Lo de ‘OT’ lo ganó Bisbal, y no Rosa, porque el que ha hecho carrera de campeón ha sido David. Ya no es sólo un cantante, sino un atleta de la popularidad. Igual te anuncia un botellón de Freixenet que saca disco, o viaja tres océanos para un rato de causa benéfica. Eso, y que hasta saca rato para casarse sin casarse con Rosanna Zanetti, su amor en curso. Lo que vemos en Bisbal es, sobre todo, que el chaval se organiza. Está en todos sitios, con más simpatías que genialidad, pero está, que ya es mucho. No parece un artista, sino varios. El 5 de junio cumplirá 38 años, y seguro que Rosanna le pone una postal enamorada en Instagram, y seguro que se emociona cuando le felicite su hija Ella, con el dibujito o la foto pertinente.


Bisbal se lo ha montado de Ricky Martin de Almería, pero con más rizos y menos gimnasio. En alguna época, recayó como guaperas de Miami, y allí mismo se buscó los amores convenientes o inconvenientes. Recordemos que tuvo noviazgo con Raquel Jiménez, y luego vivió un amor de dinamita con China Suárez, que fue una monada con tanto morbo como poco futuro. Tras dar portazo a Chenoa, encontró a Elena Tablada, que duró lo que duró. Pero quedó una hija emocionante y próspera, que acaso es la primera mujer de este hombre que lo ha sido de varias mujeres. David Bisbal, así en general, es un tipo vitamínico que se ocupa de caer bien. Y lo logra. No diré que tiene un cancionero que emociona a los melómanos rigurosos, pero se lo ha montado y está en el escalafón de estrellas. Ha evitado el triunfo de resultar el timbre de los móviles, el éxito de ser el chico de las verbenas del verano. O sea, que ha sobrevivido a la carrera sin carrera de los fracasitos. Ha logrado el más difícil todavía: no llegar, sino mantenerse.

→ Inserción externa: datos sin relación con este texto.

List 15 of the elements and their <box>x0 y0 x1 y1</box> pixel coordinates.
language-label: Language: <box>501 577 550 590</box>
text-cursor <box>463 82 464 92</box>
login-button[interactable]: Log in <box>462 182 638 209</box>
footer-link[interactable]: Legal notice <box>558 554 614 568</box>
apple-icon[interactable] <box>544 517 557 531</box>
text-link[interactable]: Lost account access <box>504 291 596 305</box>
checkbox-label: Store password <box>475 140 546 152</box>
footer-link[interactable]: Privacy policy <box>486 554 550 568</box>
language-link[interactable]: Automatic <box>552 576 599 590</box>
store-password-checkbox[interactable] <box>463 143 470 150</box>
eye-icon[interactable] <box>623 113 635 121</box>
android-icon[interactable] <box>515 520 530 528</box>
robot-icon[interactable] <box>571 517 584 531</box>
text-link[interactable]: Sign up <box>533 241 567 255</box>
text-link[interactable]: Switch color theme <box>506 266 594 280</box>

“Ojalá el inmediato futuro se parezca al inmediato pasado. O sea, que la felicidad no decaiga”

La rosa: Prefiere la discreción en sus noviazgos, porque es mejor así, según nos cuentan quienes le aprecian. Aunque tampoco esquiva la novedad sentimental, cuando toca.
El látigo: Se aprecia a menudo que le importa mucho quedar como David, y no tanto como Bisbal. Cultiva la imagen de antidivo, pero a veces tanto buen rollito empalaga.